The World Is Not Someplace Else

I have been preaching for several years that “The World is not Someplace Else!”  In my first career work developing, producing and distributing motion pictures, there was a clear distinction between the “domestic” and “foreign” markets.  There was a  change in the early nineties, though, when the label “foreign” was removed from contracts and job titles to be replaced by “international.”  The distinction between markets faded as large international conglomerates embraced motion picture production and distribution.

At one point in those days, my bankers were in Dallas, London and Amsterdam, pictures were being produced in Ireland and, then, Yugoslavia.  We were distributing films from Canada, Brazil, Argentina, Australia, and Poland.  Projects were developed in Taiwan and Mainland China, we worked in Japan and in France, and visited markets and festivals in Italy, Cannes, Scotland, and Belgium.

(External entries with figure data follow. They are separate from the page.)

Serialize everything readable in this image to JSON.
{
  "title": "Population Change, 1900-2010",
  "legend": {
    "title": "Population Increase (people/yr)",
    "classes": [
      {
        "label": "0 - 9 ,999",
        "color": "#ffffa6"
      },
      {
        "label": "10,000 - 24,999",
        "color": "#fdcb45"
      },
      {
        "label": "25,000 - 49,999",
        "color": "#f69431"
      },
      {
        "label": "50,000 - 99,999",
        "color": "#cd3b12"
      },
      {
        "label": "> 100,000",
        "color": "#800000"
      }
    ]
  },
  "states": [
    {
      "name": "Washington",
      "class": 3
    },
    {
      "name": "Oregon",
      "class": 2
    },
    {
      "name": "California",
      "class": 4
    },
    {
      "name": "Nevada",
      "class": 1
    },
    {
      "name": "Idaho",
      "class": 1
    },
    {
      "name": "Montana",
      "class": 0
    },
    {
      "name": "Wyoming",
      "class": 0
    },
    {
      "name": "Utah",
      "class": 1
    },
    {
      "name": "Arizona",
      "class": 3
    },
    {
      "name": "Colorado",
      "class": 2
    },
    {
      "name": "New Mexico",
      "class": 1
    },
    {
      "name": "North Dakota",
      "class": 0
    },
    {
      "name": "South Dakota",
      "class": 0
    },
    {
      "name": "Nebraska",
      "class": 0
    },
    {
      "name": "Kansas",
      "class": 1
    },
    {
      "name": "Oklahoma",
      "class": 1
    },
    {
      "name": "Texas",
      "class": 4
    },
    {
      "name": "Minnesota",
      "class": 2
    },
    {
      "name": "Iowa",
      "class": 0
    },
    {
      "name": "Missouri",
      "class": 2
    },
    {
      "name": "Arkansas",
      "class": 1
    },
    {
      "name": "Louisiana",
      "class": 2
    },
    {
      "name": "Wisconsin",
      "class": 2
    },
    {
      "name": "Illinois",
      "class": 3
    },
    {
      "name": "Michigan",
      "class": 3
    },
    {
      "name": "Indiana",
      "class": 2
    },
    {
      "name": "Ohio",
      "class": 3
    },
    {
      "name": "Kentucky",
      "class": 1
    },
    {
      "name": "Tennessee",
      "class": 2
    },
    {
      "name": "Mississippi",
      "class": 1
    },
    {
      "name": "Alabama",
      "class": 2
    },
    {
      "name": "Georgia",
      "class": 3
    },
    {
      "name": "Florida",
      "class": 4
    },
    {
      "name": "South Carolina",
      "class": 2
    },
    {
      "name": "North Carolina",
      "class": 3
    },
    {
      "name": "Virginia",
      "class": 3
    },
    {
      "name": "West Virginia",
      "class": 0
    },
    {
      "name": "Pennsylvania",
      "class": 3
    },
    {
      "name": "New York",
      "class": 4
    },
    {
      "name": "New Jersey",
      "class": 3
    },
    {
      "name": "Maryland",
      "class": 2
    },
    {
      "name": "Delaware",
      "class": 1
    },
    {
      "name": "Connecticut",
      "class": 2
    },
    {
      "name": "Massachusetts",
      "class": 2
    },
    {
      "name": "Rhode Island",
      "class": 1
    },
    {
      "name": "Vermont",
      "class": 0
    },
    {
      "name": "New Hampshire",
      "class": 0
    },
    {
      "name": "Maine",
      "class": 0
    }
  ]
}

The day to day demands to understand time zones around the world, required that I wear a two-faced watch in order to know what time it was back at the office no matter where the hotel was that was serving as my temporary home, and the collaborative work in those distant places made for an easy flattening of the world for me.   It just made sense to expect that considering the world more than a travel opportunity for students would soon embrace the learning experience in a more integrative manner.

Our world—and if we are to truly claim that it is ours—stretches beyond our campus geographic boundaries and across the barriers of language, cultural, society, economics and technology.  It is a world of faraway lands that are connected like never before.  We hold this world in the palm of our hand on mobile devices that allow us to see and speak with one another in real time.  And our educational institutions are facilitating new and aggressive international collaborations and learning experiences as essential to the learning mission.

The study of the world, its history, cultures, literatures, customs and governments is not new to us at all.  Those pull down maps and spinning earth globes have been fixtures in our classrooms for time immemorial.  But, over the past few decades, the educational landscape has embraced a new global reality.

Our technologically mediated digital environment is alive with 24/7 global input.  We no longer just ask students to memorize maps and learn languages as a complement to their educational pursuits.  Our curricular missions propel faculty and students to dig into learning of international relationships, governmental systems, economic and social issues and the nature and unrelenting resilience of international conflict along with the equally determined quest for peace.

Our challenge is to find ways to use this new global connectedness to tackle the global issues of our collective future.  Climate change, poverty, hunger, health, human rights, immigration, urban infrastructure and agrarian sustainability are challenges to every corner of our earth.  These are the pressures that we face whether here in Long Island, New York or in Mumbai, India; Sao Paulo, Brazil; Darfur, Sudan, Bangkok, Thailand or Kiev, Ukraine.  None of us get a pass on these global game changers.  So, it is through education and informed engagement that we make differences—individual, collectively and, yes, globally.